I ran marathons before I had children as well but I was no faster then. I think that’s just how I run them. Slow and steady but right through to the end.
Although there have been physical challenges in running marathons through motherhood, mainly either due to lugging excess baby weight around the course, or like last year, having to carry swollen boobs around which really needed to feed our youngest, I’ve found that mentally running a marathon is easier now I’m a mum.
Mothers need stamina, endurance, determination, motivation, perseverance, commitment, a sense of humor, and a dose of reality, to get through their journey from pregnancy, birth and throughout parenthood. Marathon runners need these things too.

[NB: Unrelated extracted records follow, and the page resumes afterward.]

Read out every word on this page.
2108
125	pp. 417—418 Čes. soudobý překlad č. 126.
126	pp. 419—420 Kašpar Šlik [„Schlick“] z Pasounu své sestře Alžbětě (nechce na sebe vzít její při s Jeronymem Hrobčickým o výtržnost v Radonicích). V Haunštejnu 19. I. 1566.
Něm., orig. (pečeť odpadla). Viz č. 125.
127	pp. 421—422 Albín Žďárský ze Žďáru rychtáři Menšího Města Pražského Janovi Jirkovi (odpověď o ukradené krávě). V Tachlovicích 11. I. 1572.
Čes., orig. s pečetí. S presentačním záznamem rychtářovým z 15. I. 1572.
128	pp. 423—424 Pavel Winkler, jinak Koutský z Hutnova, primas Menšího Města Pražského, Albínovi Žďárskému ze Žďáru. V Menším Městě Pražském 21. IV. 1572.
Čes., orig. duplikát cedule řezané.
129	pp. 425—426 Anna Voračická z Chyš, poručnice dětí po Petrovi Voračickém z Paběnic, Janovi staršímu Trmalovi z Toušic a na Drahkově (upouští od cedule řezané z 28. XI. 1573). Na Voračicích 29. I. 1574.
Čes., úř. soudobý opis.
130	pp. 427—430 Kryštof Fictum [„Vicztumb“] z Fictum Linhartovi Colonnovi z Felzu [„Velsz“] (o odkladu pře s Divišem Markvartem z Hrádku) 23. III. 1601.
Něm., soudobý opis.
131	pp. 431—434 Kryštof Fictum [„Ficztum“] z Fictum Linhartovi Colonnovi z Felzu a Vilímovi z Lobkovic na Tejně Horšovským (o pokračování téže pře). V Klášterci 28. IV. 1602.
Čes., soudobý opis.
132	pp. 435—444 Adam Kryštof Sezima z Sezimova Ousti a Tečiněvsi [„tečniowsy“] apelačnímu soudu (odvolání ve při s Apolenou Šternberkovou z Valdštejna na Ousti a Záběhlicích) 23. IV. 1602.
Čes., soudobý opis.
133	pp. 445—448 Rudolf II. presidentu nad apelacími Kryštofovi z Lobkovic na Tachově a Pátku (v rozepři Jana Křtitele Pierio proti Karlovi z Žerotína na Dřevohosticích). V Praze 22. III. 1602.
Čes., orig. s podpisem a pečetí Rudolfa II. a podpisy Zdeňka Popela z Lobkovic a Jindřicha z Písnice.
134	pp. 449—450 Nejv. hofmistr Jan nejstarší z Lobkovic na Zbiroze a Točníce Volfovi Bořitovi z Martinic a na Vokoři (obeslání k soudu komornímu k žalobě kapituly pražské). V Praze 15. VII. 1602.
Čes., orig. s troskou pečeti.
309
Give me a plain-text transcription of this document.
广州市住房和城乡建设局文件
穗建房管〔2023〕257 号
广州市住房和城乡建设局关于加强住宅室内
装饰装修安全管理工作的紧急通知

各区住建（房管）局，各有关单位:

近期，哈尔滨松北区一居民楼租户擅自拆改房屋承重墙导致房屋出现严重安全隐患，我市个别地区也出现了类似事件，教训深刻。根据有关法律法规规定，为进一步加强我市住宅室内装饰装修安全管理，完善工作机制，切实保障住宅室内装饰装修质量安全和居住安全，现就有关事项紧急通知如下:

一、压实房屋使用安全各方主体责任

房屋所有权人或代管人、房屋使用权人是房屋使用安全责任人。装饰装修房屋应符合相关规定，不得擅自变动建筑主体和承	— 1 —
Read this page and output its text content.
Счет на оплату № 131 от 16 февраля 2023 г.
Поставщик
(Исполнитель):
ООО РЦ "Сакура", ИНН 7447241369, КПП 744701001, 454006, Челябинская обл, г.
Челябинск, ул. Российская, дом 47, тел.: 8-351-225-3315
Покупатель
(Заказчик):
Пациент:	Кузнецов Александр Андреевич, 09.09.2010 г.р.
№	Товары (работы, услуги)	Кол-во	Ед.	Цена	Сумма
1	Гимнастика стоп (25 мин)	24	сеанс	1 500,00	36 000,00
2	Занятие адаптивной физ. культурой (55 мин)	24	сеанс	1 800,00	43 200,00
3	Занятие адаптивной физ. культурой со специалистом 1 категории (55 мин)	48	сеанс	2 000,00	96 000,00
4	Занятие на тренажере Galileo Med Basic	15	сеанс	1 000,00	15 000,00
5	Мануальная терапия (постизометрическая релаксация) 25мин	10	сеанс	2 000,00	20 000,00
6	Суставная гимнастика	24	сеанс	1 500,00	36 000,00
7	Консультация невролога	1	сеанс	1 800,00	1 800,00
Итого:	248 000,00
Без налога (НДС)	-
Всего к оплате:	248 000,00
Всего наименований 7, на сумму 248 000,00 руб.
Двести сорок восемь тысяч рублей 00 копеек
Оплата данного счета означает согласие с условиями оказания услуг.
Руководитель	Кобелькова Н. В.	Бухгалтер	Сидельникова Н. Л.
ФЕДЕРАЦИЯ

For me, running a marathon is 80% head a d 20% body, which I always think is a good thing as this body is far from tip top shape yet.
If you want to be in the ‘elite’ section, then clearly you need to adopt a different approach, but for those of you who just want a challenge, to see what you are capable of, or just want to tick something off your bucket list, being a mum is great training!
I ran part of the marathon this year with a lady who was 65, the same age as my mum. Did she look like an athlete? No, she didn’t, but she was on target for completing her 100th marathon by the end of the year and she only started running at the age of 45 after her son completed a marathon and it motivated her to do the same.
She’s my new idol!
I intend to keep using these valuable skills I’ve learnt and developed as a mum and adding more tallies on my chart.
Plus, when you are a mum who runs, you get the best prize at the end of a race. Little people being passed over the barriers and running the last part of the race with you! If I could bottle that feeling and keep reliving it I would. Last year, my two eldest ran across the finishing line with me, this year, the three eldest joined me and so next year I’m hoping all four of them will.